The Physics of OMC¶
This section documents the physics and methods that underpin the OMC team's optics measurement activities. The connecting thread across all methods is the extraction of optics quantities (optics functions, dispersion, coupling, resonance driving terms etc) from turn-by-turn BPM data, and their comparison to a reference model to identify and correct lattice imperfections.
Background Reading¶
For readers new to the field, or in need of a refresher before exploring the sub-pages, the following resources are recommended. References for specific methods are also given on the individual sub-pages. One can have a look at this page providing a list of our published works.
General¶
Ewen's 2019 presentation at Uni Goettingen gives a good general introduction into the topic of LHC related accelerator physics, covering from basic principles to linear optics, some non-linear dynamics, and LHC specifics. For a more comprehensive textbook treatment, Minty & Zimmermann remains a standard reference for beam measurement methods, with a thorough chapter on optics.
Harmonic Analysis¶
The spectral analysis at the core of our measurement pipeline is described in the proceedings paper by Malina et al., which documents the harpy algorithm used in omc3 and its error propagation.

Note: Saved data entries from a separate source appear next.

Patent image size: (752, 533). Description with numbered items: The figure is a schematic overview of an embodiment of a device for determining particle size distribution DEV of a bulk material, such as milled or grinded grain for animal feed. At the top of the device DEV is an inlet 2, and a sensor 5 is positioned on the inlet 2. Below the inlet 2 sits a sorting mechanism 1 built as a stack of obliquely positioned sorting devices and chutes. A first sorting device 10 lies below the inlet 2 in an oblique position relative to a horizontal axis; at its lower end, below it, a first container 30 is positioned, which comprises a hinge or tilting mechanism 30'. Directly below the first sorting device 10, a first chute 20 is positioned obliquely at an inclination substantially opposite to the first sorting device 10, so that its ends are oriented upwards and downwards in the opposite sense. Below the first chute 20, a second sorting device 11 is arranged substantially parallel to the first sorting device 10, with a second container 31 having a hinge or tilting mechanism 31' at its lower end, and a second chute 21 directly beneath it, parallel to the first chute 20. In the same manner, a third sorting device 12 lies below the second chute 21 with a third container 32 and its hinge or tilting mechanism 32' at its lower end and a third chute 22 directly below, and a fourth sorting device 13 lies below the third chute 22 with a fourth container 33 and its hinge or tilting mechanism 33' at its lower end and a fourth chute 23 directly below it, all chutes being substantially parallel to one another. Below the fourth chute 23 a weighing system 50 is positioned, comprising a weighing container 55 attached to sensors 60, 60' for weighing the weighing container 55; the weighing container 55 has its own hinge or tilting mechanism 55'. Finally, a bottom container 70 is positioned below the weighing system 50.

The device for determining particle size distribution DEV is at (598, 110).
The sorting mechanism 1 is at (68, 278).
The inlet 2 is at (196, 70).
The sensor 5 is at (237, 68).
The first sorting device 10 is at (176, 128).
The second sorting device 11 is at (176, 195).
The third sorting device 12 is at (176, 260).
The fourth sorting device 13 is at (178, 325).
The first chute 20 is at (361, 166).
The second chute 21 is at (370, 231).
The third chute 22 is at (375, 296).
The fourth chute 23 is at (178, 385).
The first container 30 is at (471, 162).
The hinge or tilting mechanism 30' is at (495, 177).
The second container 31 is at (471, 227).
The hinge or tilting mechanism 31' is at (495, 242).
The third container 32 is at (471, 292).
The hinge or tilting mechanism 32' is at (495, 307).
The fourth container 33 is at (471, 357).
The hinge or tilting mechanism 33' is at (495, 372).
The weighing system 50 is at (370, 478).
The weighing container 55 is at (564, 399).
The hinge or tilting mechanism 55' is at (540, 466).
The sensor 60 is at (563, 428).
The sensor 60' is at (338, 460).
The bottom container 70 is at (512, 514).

Phase Advances and Optics Functions¶
A good reference for the reconstruction of optics functions from phase advances, as implemented in omc3, is the analytical N-BPM method paper by Wegscheider et al. (Phys. Rev. Accel. Beams 20, 2017).
For more references see the dedicated section.

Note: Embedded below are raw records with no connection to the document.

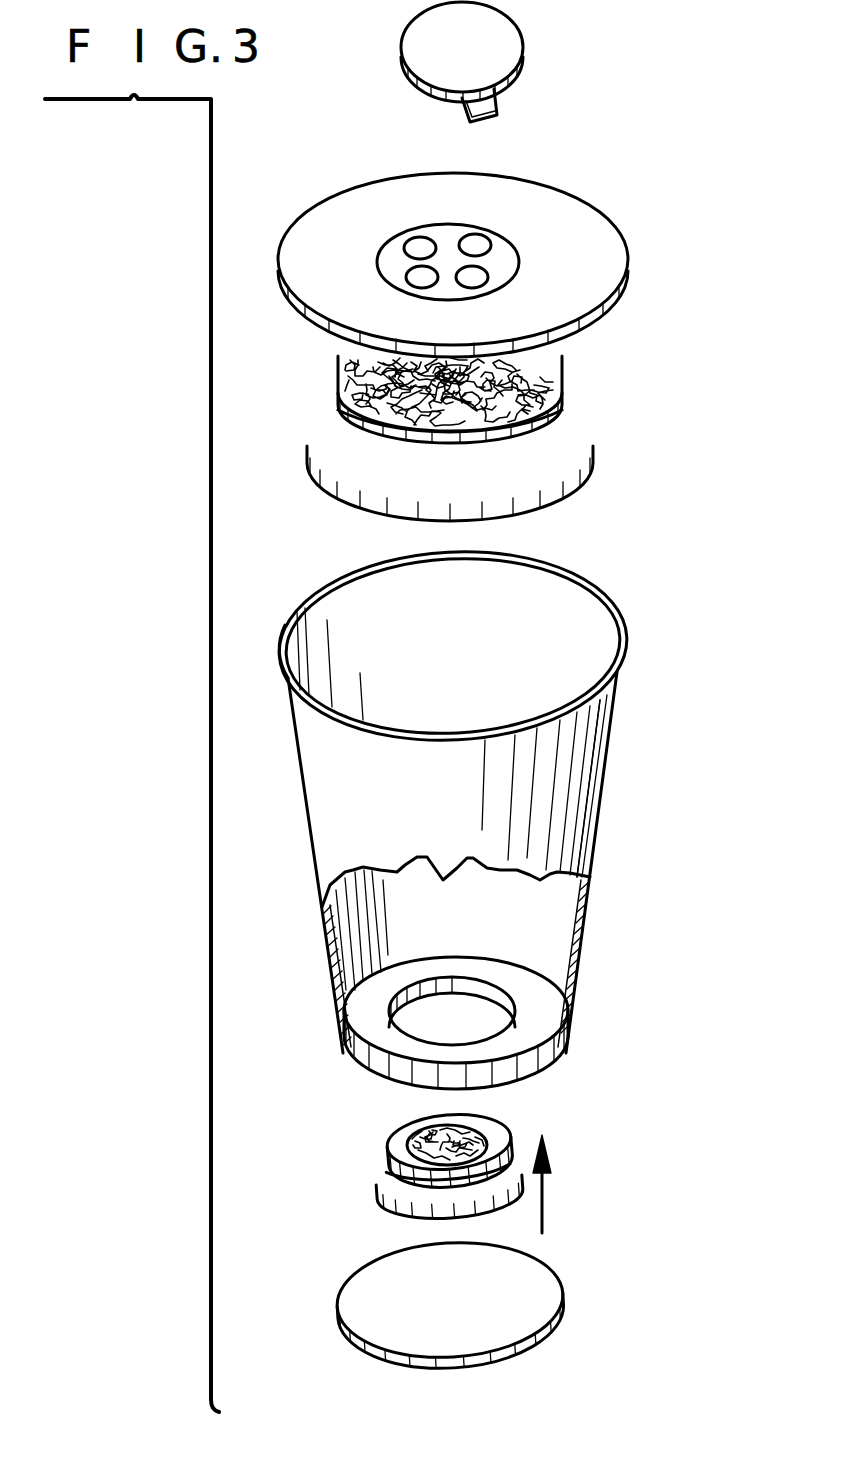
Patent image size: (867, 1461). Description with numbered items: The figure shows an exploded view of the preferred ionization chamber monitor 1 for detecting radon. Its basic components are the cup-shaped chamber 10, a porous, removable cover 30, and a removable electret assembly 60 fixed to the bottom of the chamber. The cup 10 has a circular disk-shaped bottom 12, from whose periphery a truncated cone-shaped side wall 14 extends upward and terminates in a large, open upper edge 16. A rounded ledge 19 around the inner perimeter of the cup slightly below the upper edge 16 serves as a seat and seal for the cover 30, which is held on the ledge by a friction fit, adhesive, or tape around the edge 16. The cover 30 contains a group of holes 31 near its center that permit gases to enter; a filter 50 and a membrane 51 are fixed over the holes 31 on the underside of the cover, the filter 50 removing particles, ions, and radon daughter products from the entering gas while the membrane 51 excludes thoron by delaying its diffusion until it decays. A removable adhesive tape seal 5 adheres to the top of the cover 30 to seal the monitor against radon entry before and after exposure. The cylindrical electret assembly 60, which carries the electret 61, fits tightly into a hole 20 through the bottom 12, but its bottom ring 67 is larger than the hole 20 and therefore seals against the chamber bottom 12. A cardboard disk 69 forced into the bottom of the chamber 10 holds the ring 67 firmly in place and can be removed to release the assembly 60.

The monitor 1 is at (722, 466).
The adhesive tape seal 5 is at (523, 55).
The cover assembly 30 is at (628, 284).
The holes 31 is at (485, 250).
The membrane 51 is at (560, 372).
The filter 50 is at (596, 446).
The cup-shaped chamber 10 is at (648, 758).
The upper edge 16 is at (568, 573).
The rounded ledge 19 is at (628, 645).
The side wall 14 is at (598, 823).
The bottom 12 is at (560, 1058).
The hole 20 is at (490, 1018).
The electret assembly 60 is at (402, 1126).
The electret 61 is at (478, 1135).
The bottom ring 67 is at (378, 1192).
The cardboard disk 69 is at (560, 1298).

Coupling and Resonance Driving Terms¶
The coupling page make heavy use of normal form theory and resonance driving terms. The CAS lectures given in Trondheim by W. Herr provide an illustrative entry point into these topics, while the chapter by Herr and Forest covers the same material with full mathematical rigour. Another good dive in the topic can be found in F. Carlier's PhD thesis. The spectral-line approach to measuring the coupling RDTs that underlies our analysis is derived in R. Tomás' paper on RDTs.
K-Modulation¶
The K-modulation method, as implemented in omc3 and performed when using the K-Mod GUI, is described in detail by Carlier & Tomás (Phys. Rev. Accel. Beams 20, 2017), including its application to beta-star measurements in the LHC interaction regions.